DavidW 13 Mar 2023 13:32 UTC
1 point
0
Corrigible alignment seems to require already having a model of the base objective. For corrigible alignment to be beneficial from the perspective of the base optimizer, the mesa-optimizer has to already have some model of the base objective to “point to.”
Likely TAI training scenarios include information about the base objective in the input. A corrigibly-aligned model could learn to infer the base objective and optimize for that.
However, once a mesa-optimizer has a model of the base objective, it is likely to become deceptively aligned—at least as long as it also meets the other conditions for deceptive alignment. Once a mesa-optimizer becomes deceptive, it will remove most of the incentive for corrigible alignment, however, as deceptively aligned optimizers will also behave corrigibly with respect to the base objective, albeit only for instrumental reasons.
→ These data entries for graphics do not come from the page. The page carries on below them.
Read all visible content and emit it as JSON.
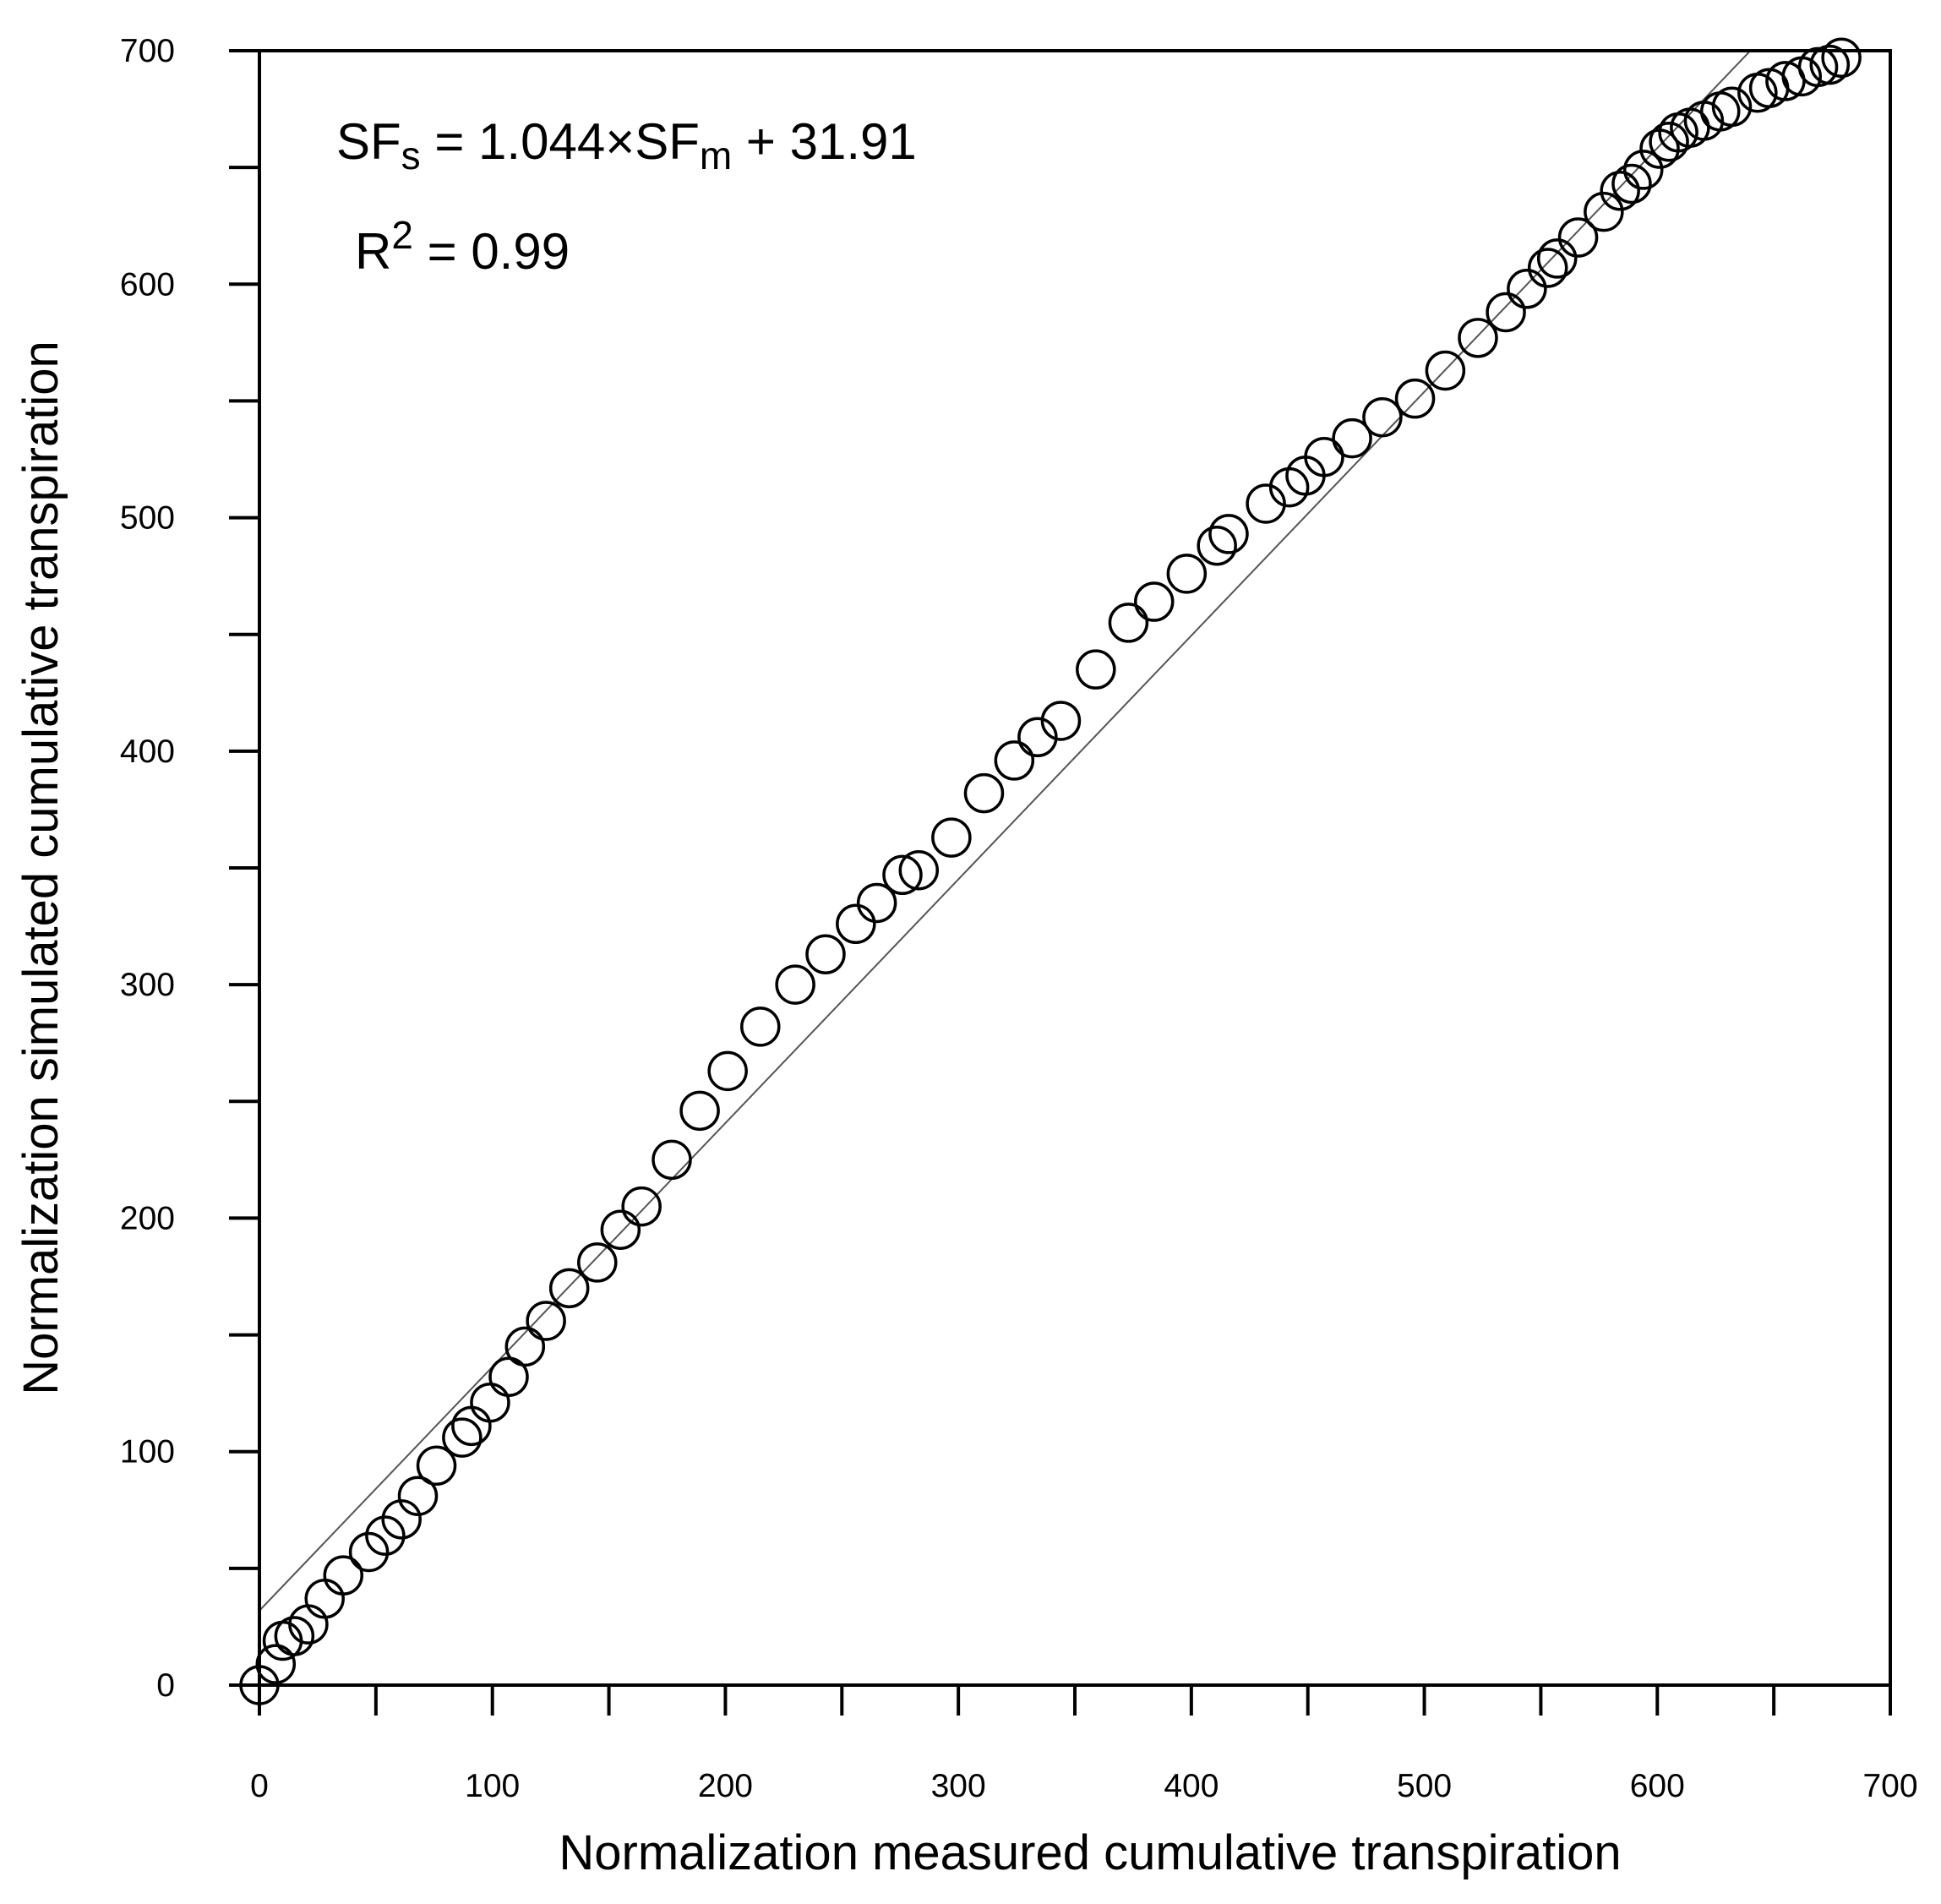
{
  "chart_data": {
    "type": "scatter",
    "xlabel": "Normalization measured cumulative transpiration",
    "ylabel": "Normalization simulated cumulative transpiration",
    "xlim": [
      0,
      700
    ],
    "ylim": [
      0,
      700
    ],
    "xticks": [
      0,
      100,
      200,
      300,
      400,
      500,
      600,
      700
    ],
    "yticks": [
      0,
      100,
      200,
      300,
      400,
      500,
      600,
      700
    ],
    "xticks_minor": [
      50,
      150,
      250,
      350,
      450,
      550,
      650
    ],
    "yticks_minor": [
      50,
      150,
      250,
      350,
      450,
      550,
      650
    ],
    "grid": false,
    "marker": "open-circle",
    "colors": {
      "marker": "#000000",
      "line": "#555555",
      "frame": "#000000"
    },
    "annotations": {
      "equation": {
        "lhs": "SF",
        "lhs_sub": "s",
        "mid": " = 1.044×SF",
        "mid_sub": "m",
        "rhs": " + 31.91"
      },
      "r2": {
        "base": "R",
        "sup": "2",
        "rest": " = 0.99"
      }
    },
    "fit_line": {
      "slope": 1.044,
      "intercept": 31.91,
      "x_range": [
        0,
        640
      ]
    },
    "points": [
      [
        0,
        0
      ],
      [
        7,
        9
      ],
      [
        10,
        19
      ],
      [
        15,
        21
      ],
      [
        21,
        26
      ],
      [
        28,
        37
      ],
      [
        36,
        47
      ],
      [
        47,
        57
      ],
      [
        54,
        64
      ],
      [
        61,
        71
      ],
      [
        68,
        81
      ],
      [
        76,
        94
      ],
      [
        87,
        106
      ],
      [
        91,
        111
      ],
      [
        99,
        121
      ],
      [
        107,
        132
      ],
      [
        114,
        145
      ],
      [
        123,
        156
      ],
      [
        133,
        170
      ],
      [
        145,
        181
      ],
      [
        155,
        195
      ],
      [
        164,
        205
      ],
      [
        177,
        225
      ],
      [
        189,
        246
      ],
      [
        201,
        263
      ],
      [
        215,
        282
      ],
      [
        230,
        300
      ],
      [
        243,
        313
      ],
      [
        256,
        326
      ],
      [
        265,
        335
      ],
      [
        276,
        347
      ],
      [
        283,
        349
      ],
      [
        297,
        363
      ],
      [
        311,
        382
      ],
      [
        324,
        396
      ],
      [
        334,
        406
      ],
      [
        344,
        413
      ],
      [
        359,
        435
      ],
      [
        373,
        455
      ],
      [
        384,
        464
      ],
      [
        398,
        476
      ],
      [
        411,
        488
      ],
      [
        416,
        493
      ],
      [
        432,
        506
      ],
      [
        442,
        513
      ],
      [
        449,
        518
      ],
      [
        457,
        526
      ],
      [
        469,
        534
      ],
      [
        482,
        543
      ],
      [
        496,
        551
      ],
      [
        509,
        563
      ],
      [
        523,
        577
      ],
      [
        535,
        588
      ],
      [
        544,
        598
      ],
      [
        553,
        607
      ],
      [
        557,
        611
      ],
      [
        566,
        620
      ],
      [
        577,
        631
      ],
      [
        584,
        640
      ],
      [
        589,
        643
      ],
      [
        594,
        649
      ],
      [
        601,
        658
      ],
      [
        605,
        661
      ],
      [
        609,
        665
      ],
      [
        614,
        667
      ],
      [
        620,
        670
      ],
      [
        627,
        674
      ],
      [
        632,
        676
      ],
      [
        643,
        682
      ],
      [
        648,
        684
      ],
      [
        655,
        687
      ],
      [
        662,
        689
      ],
      [
        669,
        693
      ],
      [
        674,
        694
      ],
      [
        679,
        697
      ]
    ]
  }
}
A model needs situational awareness, a long-term goal, a way to tell if it’s in training, and a way to identify the base goal that isn’t its internal goal to become deceptively aligned. To become corrigibly aligned, all the model has to do is be able to infer the training objective, and then point at that. The latter scenario seems much more likely.
Because we will likely start with something that includes a pre-trained language model, the research process will almost certainly include a direct description of the base goal. It would be weird for a model to develop all of the prerequisites of deceptive alignment before it infers the clearly described base goal and learns to optimize for that. The key concepts should already exist from pre-training.